Additional Effect Size Measures Helpful in Understanding Lithium and Valproate Trial Results

To the Editor: The article by Oquendo et al. (1) in the October 2011 issue of the Journal deserves commendation for tackling one of the preeminent questions in psychiatry: whether certain psychiatric medications help to reduce suicidal behaviors. Oquendo and colleagues' randomized controlled trial was foresightedly conceived and initiated more than a decade ago, and I applaud the efforts of both the research staff and the patients (some of whom agreed to receive double-blind medication for more than 2 years!) involved in this important study.

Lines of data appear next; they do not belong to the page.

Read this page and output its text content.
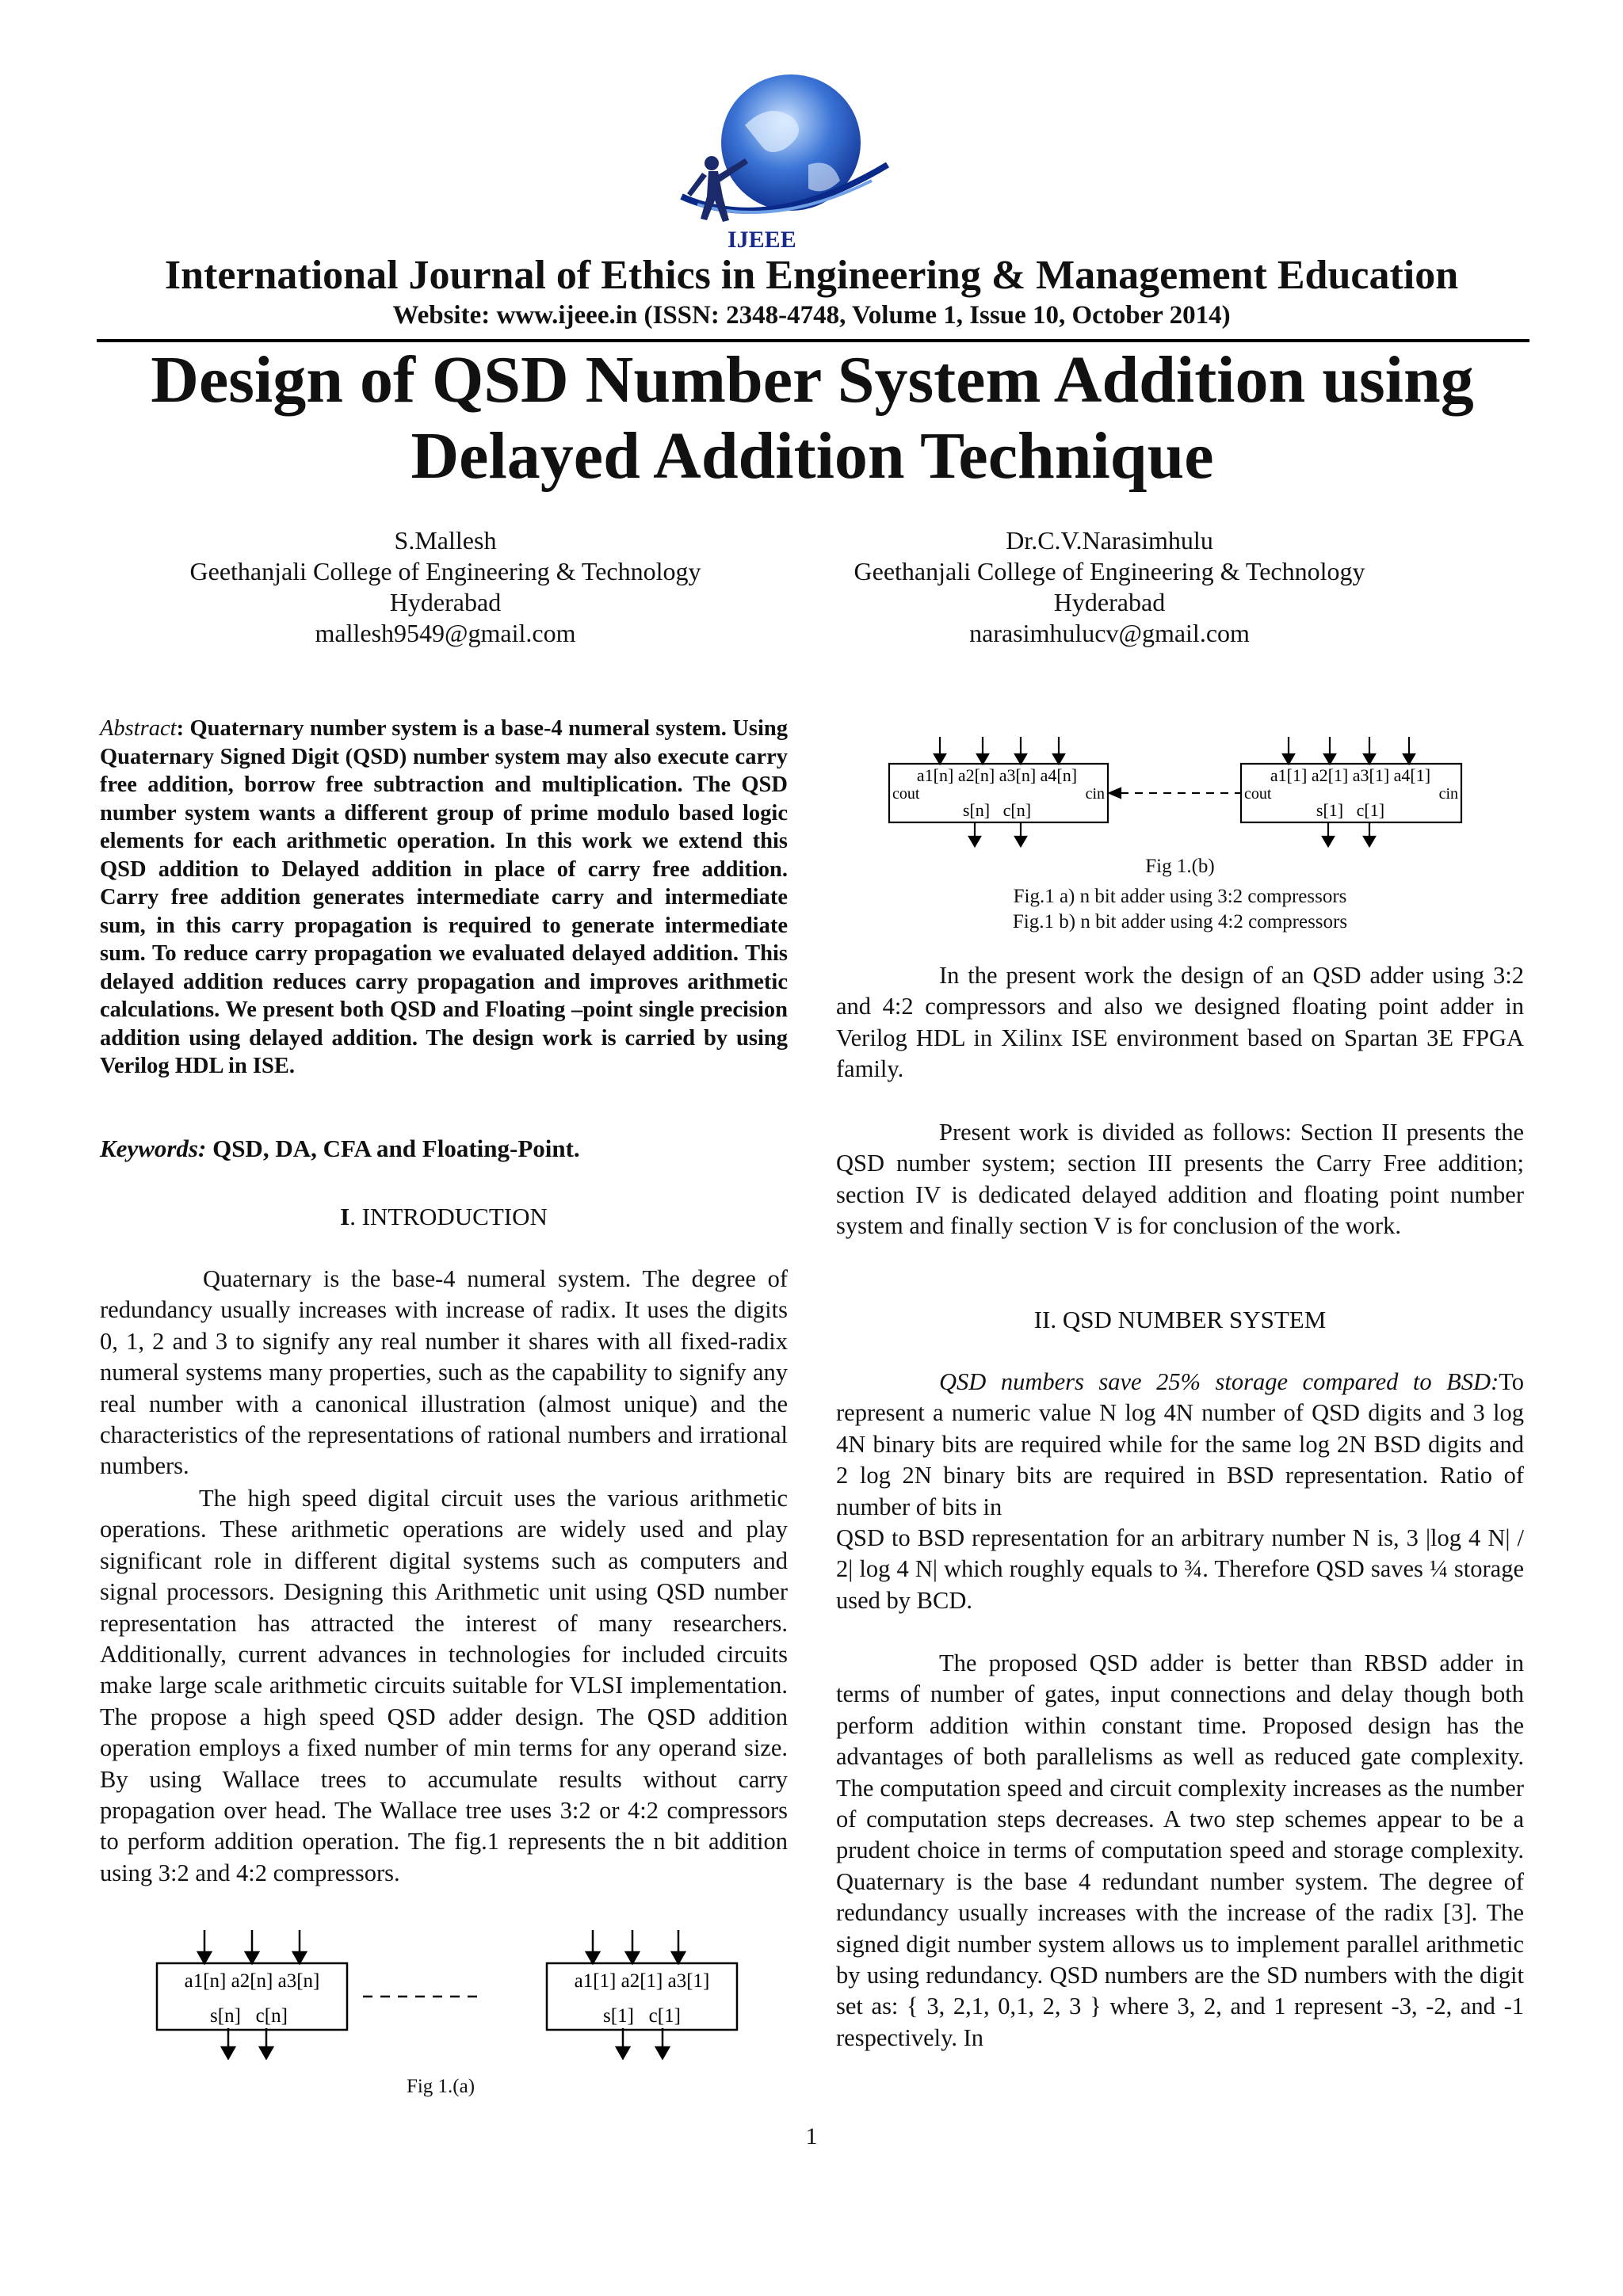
IJEEE
International Journal of Ethics in Engineering & Management Education
Website: www.ijeee.in (ISSN: 2348-4748, Volume 1, Issue 10, October 2014)
Design of QSD Number System Addition using
Delayed Addition Technique
S.Mallesh
Geethanjali College of Engineering & Technology
Hyderabad
mallesh9549@gmail.com
Dr.C.V.Narasimhulu
Geethanjali College of Engineering & Technology
Hyderabad
narasimhulucv@gmail.com
Abstract: Quaternary number system is a base-4 numeral system. Using Quaternary Signed Digit (QSD) number system may also execute carry free addition, borrow free subtraction and multiplication. The QSD number system wants a different group of prime modulo based logic elements for each arithmetic operation. In this work we extend this QSD addition to Delayed addition in place of carry free addition. Carry free addition generates intermediate carry and intermediate sum, in this carry propagation is required to generate intermediate sum. To reduce carry propagation we evaluated delayed addition. This delayed addition reduces carry propagation and improves arithmetic calculations. We present both QSD and Floating –point single precision addition using delayed addition. The design work is carried by using Verilog HDL in ISE.
Keywords: QSD, DA, CFA and Floating-Point.
I. INTRODUCTION
Quaternary is the base-4 numeral system. The degree of redundancy usually increases with increase of radix. It uses the digits 0, 1, 2 and 3 to signify any real number it shares with all fixed-radix numeral systems many properties, such as the capability to signify any real number with a canonical illustration (almost unique) and the characteristics of the representations of rational numbers and irrational numbers.
The high speed digital circuit uses the various arithmetic operations. These arithmetic operations are widely used and play significant role in different digital systems such as computers and signal processors. Designing this Arithmetic unit using QSD number representation has attracted the interest of many researchers. Additionally, current advances in technologies for included circuits make large scale arithmetic circuits suitable for VLSI implementation. The propose a high speed QSD adder design. The QSD addition operation employs a fixed number of min terms for any operand size. By using Wallace trees to accumulate results without carry propagation over head. The Wallace tree uses 3:2 or 4:2 compressors to perform addition operation. The fig.1 represents the n bit addition using 3:2 and 4:2 compressors.
a1[n] a2[n] a3[n]
s[n]   c[n]
a1[1] a2[1] a3[1]
s[1]   c[1]
Fig 1.(a)
a1[n] a2[n] a3[n] a4[n]
cout	cin
s[n]   c[n]
a1[1] a2[1] a3[1] a4[1]
cout	cin
s[1]   c[1]
Fig 1.(b)
Fig.1 a) n bit adder using 3:2 compressors
Fig.1 b) n bit adder using 4:2 compressors
In the present work the design of an QSD adder using 3:2 and 4:2 compressors and also we designed floating point adder in Verilog HDL in Xilinx ISE environment based on Spartan 3E FPGA family.
Present work is divided as follows: Section II presents the QSD number system; section III presents the Carry Free addition; section IV is dedicated delayed addition and floating point number system and finally section V is for conclusion of the work.
II. QSD NUMBER SYSTEM
QSD numbers save 25% storage compared to BSD:To represent a numeric value N log 4N number of QSD digits and 3 log 4N binary bits are required while for the same log 2N BSD digits and 2 log 2N binary bits are required in BSD representation. Ratio of number of bits in
QSD to BSD representation for an arbitrary number N is, 3 |log 4 N| / 2| log 4 N| which roughly equals to ¾. Therefore QSD saves ¼ storage used by BCD.
The proposed QSD adder is better than RBSD adder in terms of number of gates, input connections and delay though both perform addition within constant time. Proposed design has the advantages of both parallelisms as well as reduced gate complexity. The computation speed and circuit complexity increases as the number of computation steps decreases. A two step schemes appear to be a prudent choice in terms of computation speed and storage complexity. Quaternary is the base 4 redundant number system. The degree of redundancy usually increases with the increase of the radix [3]. The signed digit number system allows us to implement parallel arithmetic by using redundancy. QSD numbers are the SD numbers with the digit set as: { 3, 2,1, 0,1, 2, 3 } where 3, 2, and 1 represent -3, -2, and -1 respectively. In
1
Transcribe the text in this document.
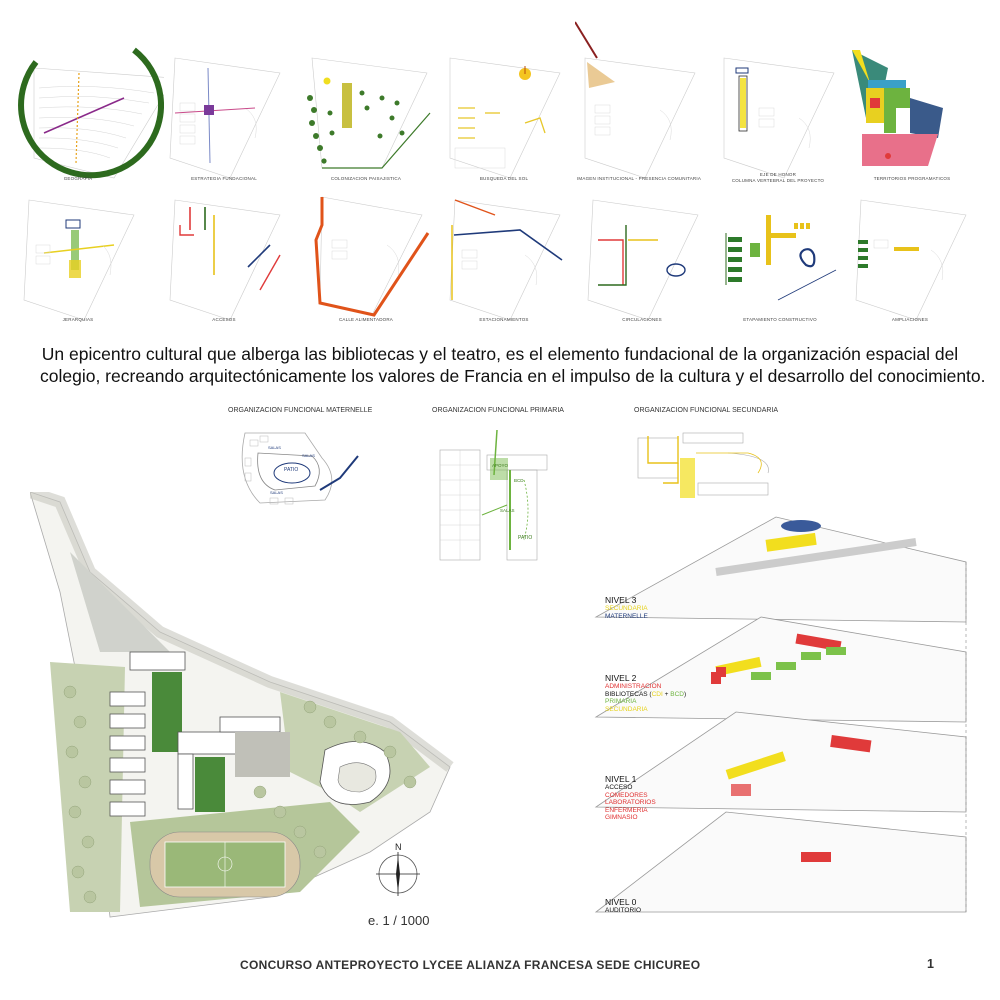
GEOGRAFIA	ESTRATEGIA FUNDACIONAL	COLONIZACION PAISAJISTICA	BUSQUEDA DEL SOL	IMAGEN INSTITUCIONAL - PRESENCIA COMUNITARIA
EJE DE HONOR
COLUMNA VERTEBRAL DEL PROYECTO	TERRITORIOS PROGRAMATICOS
JERARQUIAS	ACCESOS	CALLE ALIMENTADORA	ESTACIONAMIENTOS	CIRCULACIONES	ETAPAMIENTO CONSTRUCTIVO	AMPLIACIONES
Un epicentro cultural que alberga las bibliotecas y el teatro, es el elemento fundacional de la organización espacial del
colegio, recreando arquitectónicamente los valores de Francia en el impulso de la cultura y el desarrollo del conocimiento.
ORGANIZACION FUNCIONAL MATERNELLE
PATIO
SALAS
SALAS
SALAS
ORGANIZACION FUNCIONAL PRIMARIA
APOYO
SALAS
BCD
PATIO
ORGANIZACION FUNCIONAL SECUNDARIA
N
e. 1 / 1000
NIVEL 3
SECUNDARIA
MATERNELLE
NIVEL 2
ADMINISTRACION
BIBLIOTECAS (CDI + BCD)
PRIMARIA
SECUNDARIA
NIVEL 1
ACCESO
COMEDORES
LABORATORIOS
ENFERMERIA
GIMNASIO
NIVEL 0
AUDITORIO
CONCURSO ANTEPROYECTO LYCEE ALIANZA FRANCESA SEDE CHICUREO	1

However, an unfortunate limitation of the published report from Oquendo et al. is the lack of hazard ratios or other measures of effect size. Such information would be valuable, despite the lack of statistical power, because even underpowered findings are important to incorporate in later meta-analyses. In addition, the Oquendo et al. study is the first trial comparing lithium and valproate with a primary outcome of suicidal behavior, and even an underpowered finding would help inform future research. While it is also true that assumptions concerning proportional hazards may not be met for this study, given the intersection of survival curves in Figure 2, this can sometimes be addressed by breaking the curves into shorter time frames. We would like to request that the authors provide, if possible, hazard ratios or another measure of effect size for their reported outcomes, especially the time to first suicide attempt (since examining suicidal behavior alone, rather than outcomes including prophylactic hospitalizations, has previously been a more sensitive measure for detecting differences in suicidal behavior among medications [2]).

In addition, the authors powered their study for a 1:5 difference in suicidality and argue that even a 1:2 difference might be clinically important. However, I would argue that even a 20% difference in suicide or suicidal behavior risks between psychiatric agents—if reliably demonstrated—may prove clinically significant. A 20% difference was the target for the International Suicide Prevention Trial study (2), and it remains relevant today. While Oquendo et al. are right to address concerns of overdose toxicity, thus far the Baldessarini et al. (3) meta-analysis points to decreases in suicide deaths as well as suicidal behavior in lithium recipients and a decreasing ratio of suicides to suicide attempts. These patterns seem the opposite of what we would expect if overdose toxicity clearly outweighed the possible clinical and behavioral benefits of lithium.

Clearly the important field of psychiatric medication and suicide risk warrants continued investigation; further detail about the results (e.g., hazard ratios) from Oquendo and colleagues' valuable trial would be an important step.